Dans les magasins d’habillement, (qui ont vous remarquerez, un âge beaucoup plus récent en général que dans la chaussure), il me semble que la réponse à l’attente du client est plus évidente:l’offre est généralement concentrée et claire. Car seule une offre concentrée et claire peut permettre de rassurer aujourd’hui les individus qui achètent en centres villes. Centresvilles de villes moyennes et de villes importantes.

Pratiquement, les seuls magasins de chaussures où l’on retrouve cette concentration et cette clarté sont les magasins de haut de gamme ou les magasins de marques de fabricants.

En récapitulant un peu mon propos, il me semble important de rappeler qu’il ne faut pas limiter le «métier» d’une entreprise de la chaussure à la seule fabrication ou à la seule sous-traitance. En second lieu, j’ai tendance à affirmer que le détail indépendant traditionnel a souvent régressé voire disparu dans les centres des grandes villes au détriment des succursalistes. C'est dommage, car ce circuit est sans conteste le seul circuit capable de continuer à écouler les productions françaises à des niveaux de prix intéressants pour toutes les parties.

Je crois qu’il est de l’intérêt des commerçants d’accepter qu’une marque, une vraie, tente de séduire les clients du magasin. C’est préférable plutôt que de les voir acheter des produits banalisés, sans contenu, sans avenir. De toutes façons, il faudra bien un jour que ces détaillants acceptent l’idée que leur avenir est d’être des boutiques multi-marques et pas multi-modèles. Ils retrouveraient là leur vraie vocation: conseiller utilement leurs clients. Plus les marques sont fortes et aimées du public, plus ils en retirent avantages.

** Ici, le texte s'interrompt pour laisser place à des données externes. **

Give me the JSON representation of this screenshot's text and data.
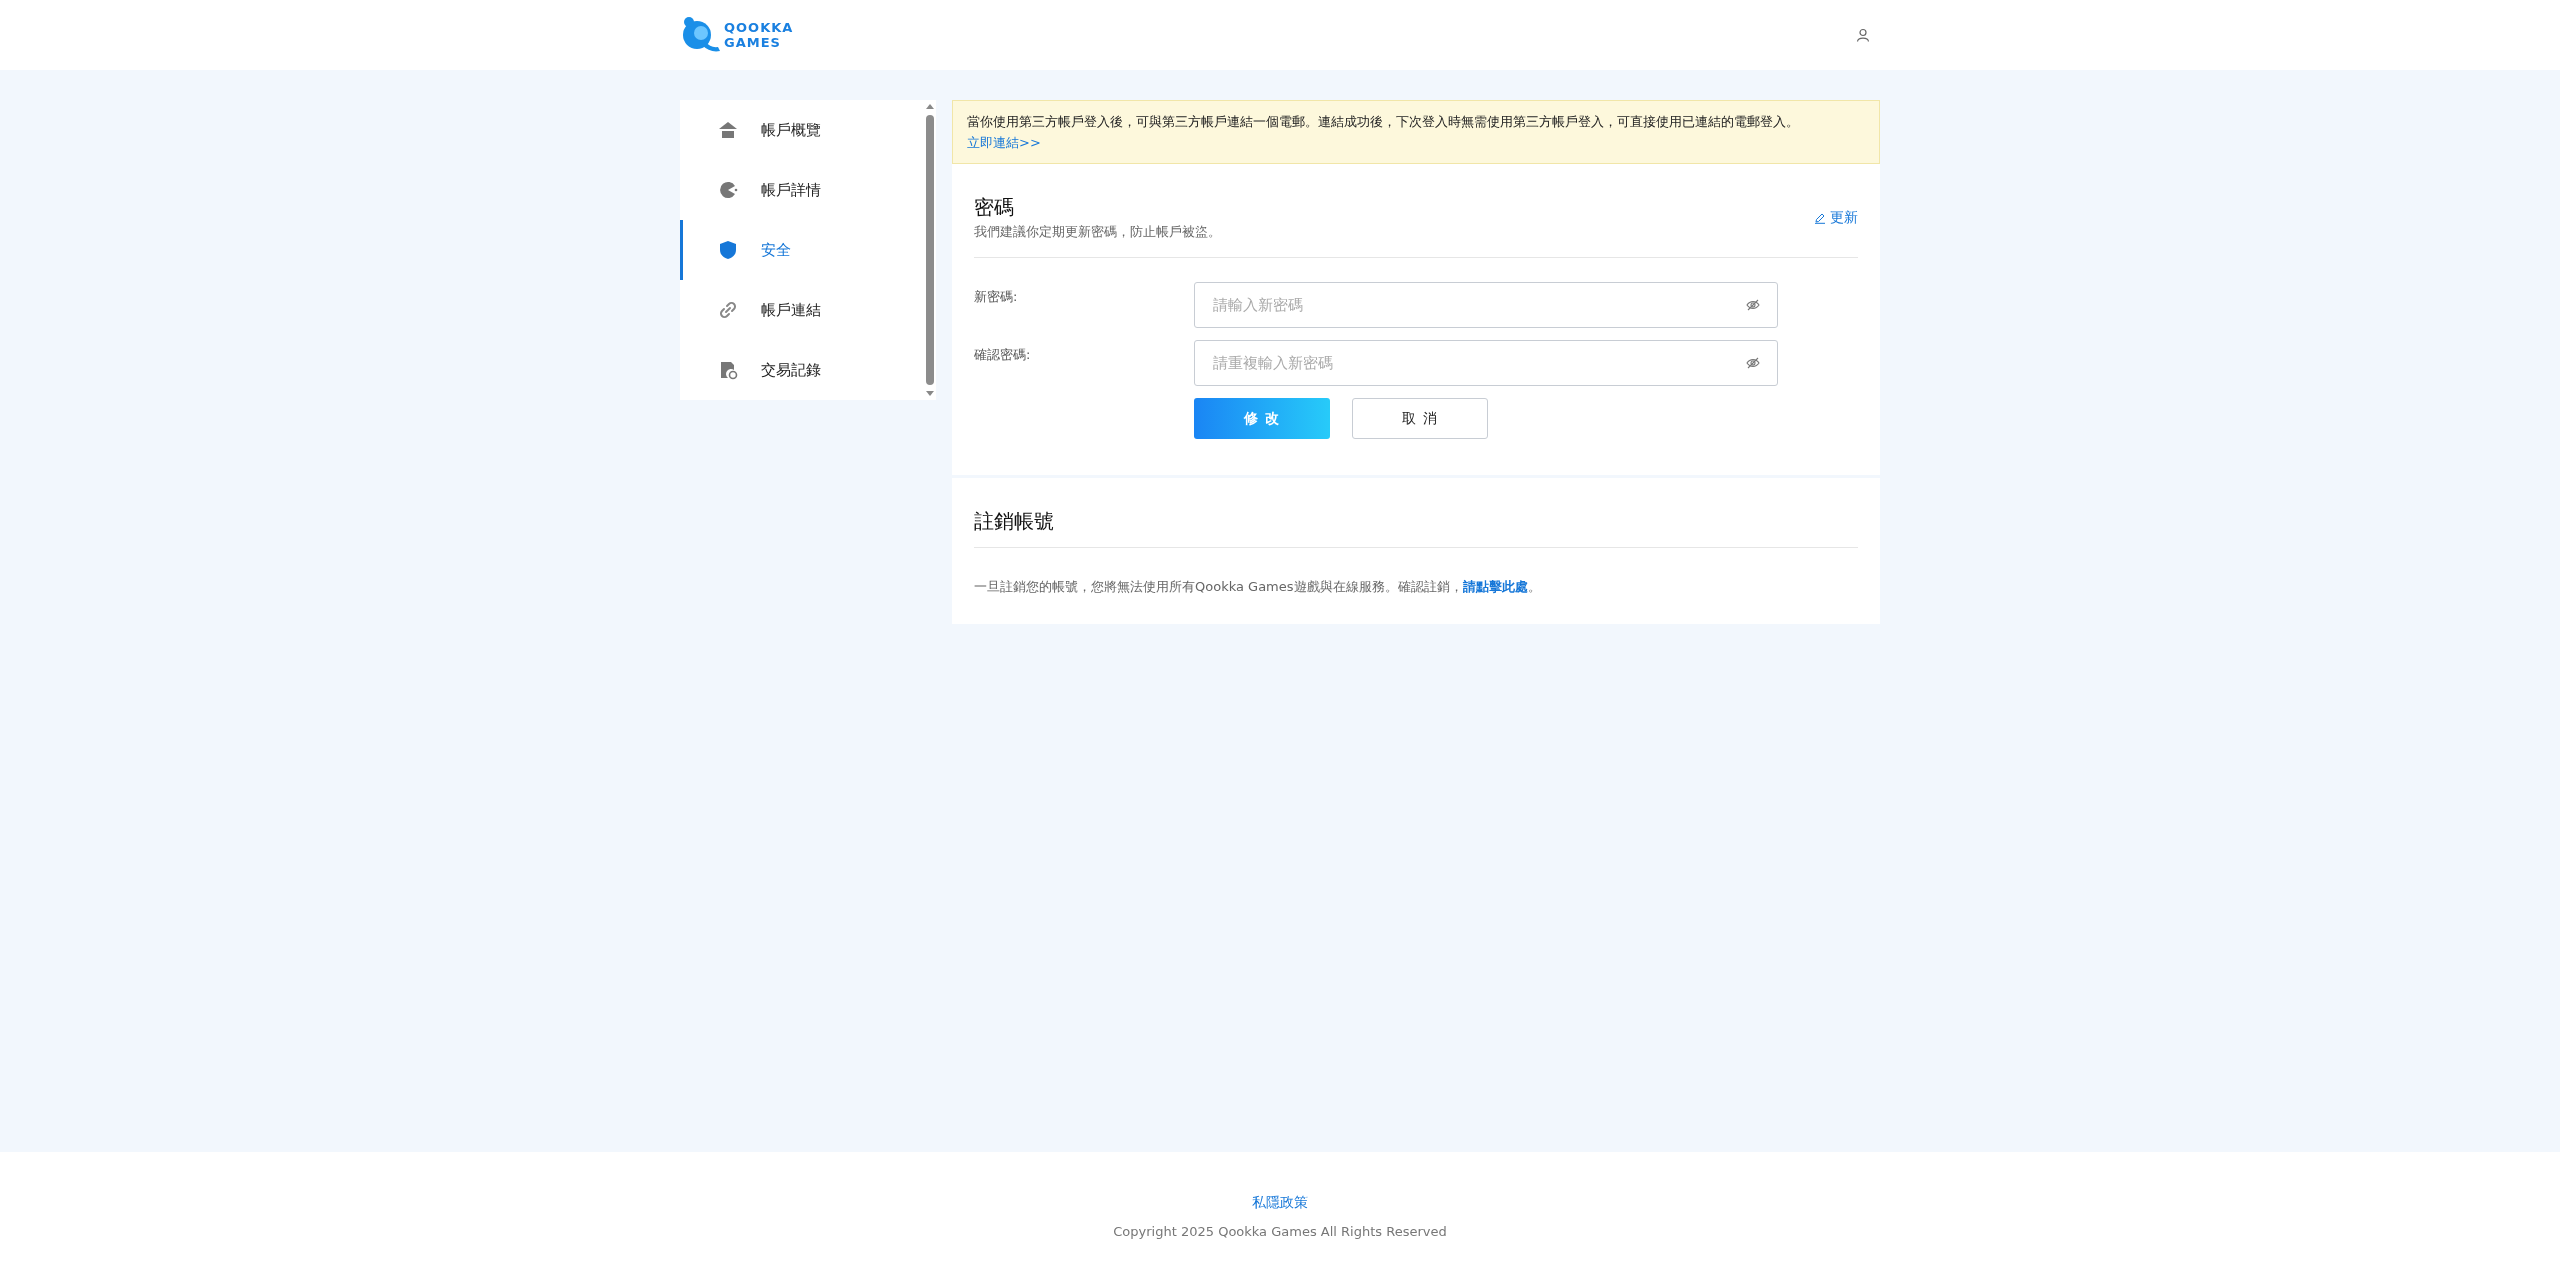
{
  "header": {
    "logo": {
      "line_1": "QOOKKA",
      "line_2": "GAMES"
    }
  },
  "sidebar": {
    "items": [
      {
        "label": "帳戶概覽",
        "selected": false
      },
      {
        "label": "帳戶詳情",
        "selected": false
      },
      {
        "label": "安全",
        "selected": true
      },
      {
        "label": "帳戶連結",
        "selected": false
      },
      {
        "label": "交易記錄",
        "selected": false
      }
    ]
  },
  "notice": {
    "text": "當你使用第三方帳戶登入後，可與第三方帳戶連結一個電郵。連結成功後，下次登入時無需使用第三方帳戶登入，可直接使用已連結的電郵登入。",
    "link": "立即連結>>"
  },
  "password": {
    "title": "密碼",
    "subtitle": "我們建議你定期更新密碼，防止帳戶被盜。",
    "edit": "更新",
    "fields": [
      {
        "label": "新密碼:",
        "placeholder": "請輸入新密碼"
      },
      {
        "label": "確認密碼:",
        "placeholder": "請重複輸入新密碼"
      }
    ],
    "buttons": [
      {
        "label": "修 改",
        "kind": "primary"
      },
      {
        "label": "取 消",
        "kind": "secondary"
      }
    ]
  },
  "delete_account": {
    "title": "註銷帳號",
    "text": "一旦註銷您的帳號，您將無法使用所有Qookka Games遊戲與在線服務。確認註銷，",
    "link": "請點擊此處",
    "end": "。"
  },
  "footer": {
    "link": "私隱政策",
    "copyright": "Copyright 2025 Qookka Games All Rights Reserved"
  }
}
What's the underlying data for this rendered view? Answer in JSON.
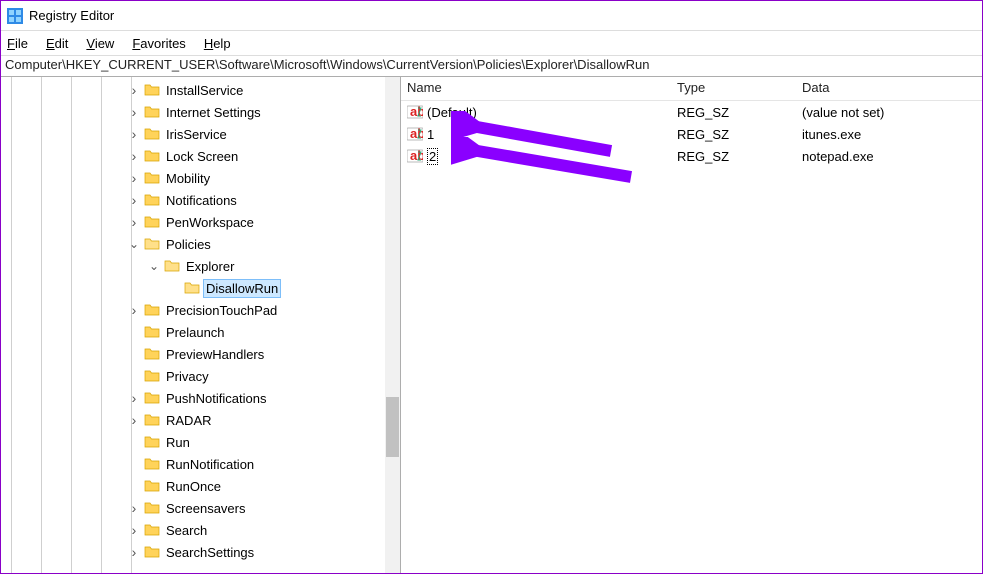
{
  "window": {
    "title": "Registry Editor"
  },
  "menu": {
    "file": {
      "u": "F",
      "rest": "ile"
    },
    "edit": {
      "u": "E",
      "rest": "dit"
    },
    "view": {
      "u": "V",
      "rest": "iew"
    },
    "favorites": {
      "u": "F",
      "rest": "avorites"
    },
    "help": {
      "u": "H",
      "rest": "elp"
    }
  },
  "address": "Computer\\HKEY_CURRENT_USER\\Software\\Microsoft\\Windows\\CurrentVersion\\Policies\\Explorer\\DisallowRun",
  "tree": [
    {
      "indent": 125,
      "exp": "closed",
      "label": "InstallService"
    },
    {
      "indent": 125,
      "exp": "closed",
      "label": "Internet Settings"
    },
    {
      "indent": 125,
      "exp": "closed",
      "label": "IrisService"
    },
    {
      "indent": 125,
      "exp": "closed",
      "label": "Lock Screen"
    },
    {
      "indent": 125,
      "exp": "closed",
      "label": "Mobility"
    },
    {
      "indent": 125,
      "exp": "closed",
      "label": "Notifications"
    },
    {
      "indent": 125,
      "exp": "closed",
      "label": "PenWorkspace"
    },
    {
      "indent": 125,
      "exp": "open",
      "label": "Policies"
    },
    {
      "indent": 145,
      "exp": "open",
      "label": "Explorer"
    },
    {
      "indent": 165,
      "exp": "none",
      "label": "DisallowRun",
      "selected": true
    },
    {
      "indent": 125,
      "exp": "closed",
      "label": "PrecisionTouchPad"
    },
    {
      "indent": 125,
      "exp": "none",
      "label": "Prelaunch"
    },
    {
      "indent": 125,
      "exp": "none",
      "label": "PreviewHandlers"
    },
    {
      "indent": 125,
      "exp": "none",
      "label": "Privacy"
    },
    {
      "indent": 125,
      "exp": "closed",
      "label": "PushNotifications"
    },
    {
      "indent": 125,
      "exp": "closed",
      "label": "RADAR"
    },
    {
      "indent": 125,
      "exp": "none",
      "label": "Run"
    },
    {
      "indent": 125,
      "exp": "none",
      "label": "RunNotification"
    },
    {
      "indent": 125,
      "exp": "none",
      "label": "RunOnce"
    },
    {
      "indent": 125,
      "exp": "closed",
      "label": "Screensavers"
    },
    {
      "indent": 125,
      "exp": "closed",
      "label": "Search"
    },
    {
      "indent": 125,
      "exp": "closed",
      "label": "SearchSettings"
    }
  ],
  "list": {
    "headers": {
      "name": "Name",
      "type": "Type",
      "data": "Data"
    },
    "rows": [
      {
        "name": "(Default)",
        "type": "REG_SZ",
        "data": "(value not set)"
      },
      {
        "name": "1",
        "type": "REG_SZ",
        "data": "itunes.exe"
      },
      {
        "name": "2",
        "type": "REG_SZ",
        "data": "notepad.exe",
        "editing": true
      }
    ]
  }
}
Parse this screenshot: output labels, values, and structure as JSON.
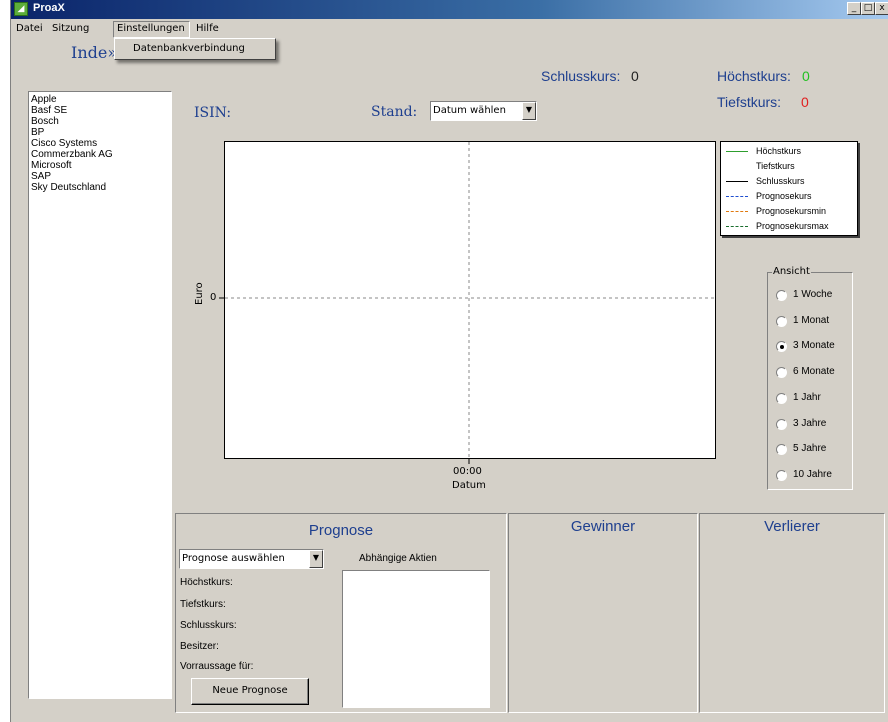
{
  "window": {
    "title": "ProaX",
    "controls": [
      "_",
      "□",
      "x"
    ]
  },
  "menu": [
    "Datei",
    "Sitzung",
    "Einstellungen",
    "Hilfe"
  ],
  "dropdown_item": "Datenbankverbindung",
  "index_label": "Inde»",
  "companies": [
    "Apple",
    "Basf SE",
    "Bosch",
    "BP",
    "Cisco Systems",
    "Commerzbank AG",
    "Microsoft",
    "SAP",
    "Sky Deutschland"
  ],
  "header": {
    "schlusskurs_label": "Schlusskurs:",
    "schlusskurs_value": "0",
    "hoechstkurs_label": "Höchstkurs:",
    "hoechstkurs_value": "0",
    "tiefstkurs_label": "Tiefstkurs:",
    "tiefstkurs_value": "0"
  },
  "isin_label": "ISIN:",
  "stand_label": "Stand:",
  "stand_select": "Datum wählen",
  "chart_data": {
    "type": "line",
    "xlabel": "Datum",
    "ylabel": "Euro",
    "x_ticks": [
      "00:00"
    ],
    "y_ticks": [
      "0"
    ],
    "series": []
  },
  "legend": [
    {
      "name": "Höchstkurs",
      "color": "#2e9e2e",
      "style": "solid"
    },
    {
      "name": "Tiefstkurs",
      "color": "#ffffff",
      "style": "solid"
    },
    {
      "name": "Schlusskurs",
      "color": "#000000",
      "style": "solid"
    },
    {
      "name": "Prognosekurs",
      "color": "#1f4fd0",
      "style": "dashdot"
    },
    {
      "name": "Prognosekursmin",
      "color": "#e07a10",
      "style": "dashed"
    },
    {
      "name": "Prognosekursmax",
      "color": "#1a6e2e",
      "style": "dashdot"
    }
  ],
  "ansicht": {
    "title": "Ansicht",
    "options": [
      "1 Woche",
      "1 Monat",
      "3 Monate",
      "6 Monate",
      "1 Jahr",
      "3 Jahre",
      "5 Jahre",
      "10 Jahre"
    ],
    "selected": "3 Monate"
  },
  "prognose": {
    "title": "Prognose",
    "select": "Prognose auswählen",
    "abhaengige_label": "Abhängige Aktien",
    "fields": [
      "Höchstkurs:",
      "Tiefstkurs:",
      "Schlusskurs:",
      "Besitzer:",
      "Vorraussage für:"
    ],
    "button": "Neue Prognose"
  },
  "gewinner_title": "Gewinner",
  "verlierer_title": "Verlierer",
  "colors": {
    "accent_blue": "#1e3f8f",
    "high_green": "#22c022",
    "low_red": "#e02020"
  }
}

Les PLV. Une bonne représentation d’une marque dans une vitrine est quelquefois un excellent moyen pour apprendre à connaître la distribution. La PLV parle au public de votre produit. Il est impératif de ne pas négliger la qualité du message transmis. C’est du métier de publicitaire, pas de photographe ou d’imprimeur local; sauf si c’est un génie.

Il existe bien d’autres façons encore d’aborder la distribution pour un fabricant. Je n’ai dans ces lignes que tenté de vous convaincre et non de donner des solutions. Ca, c’est mon métier. Ecrire est mon plaisir.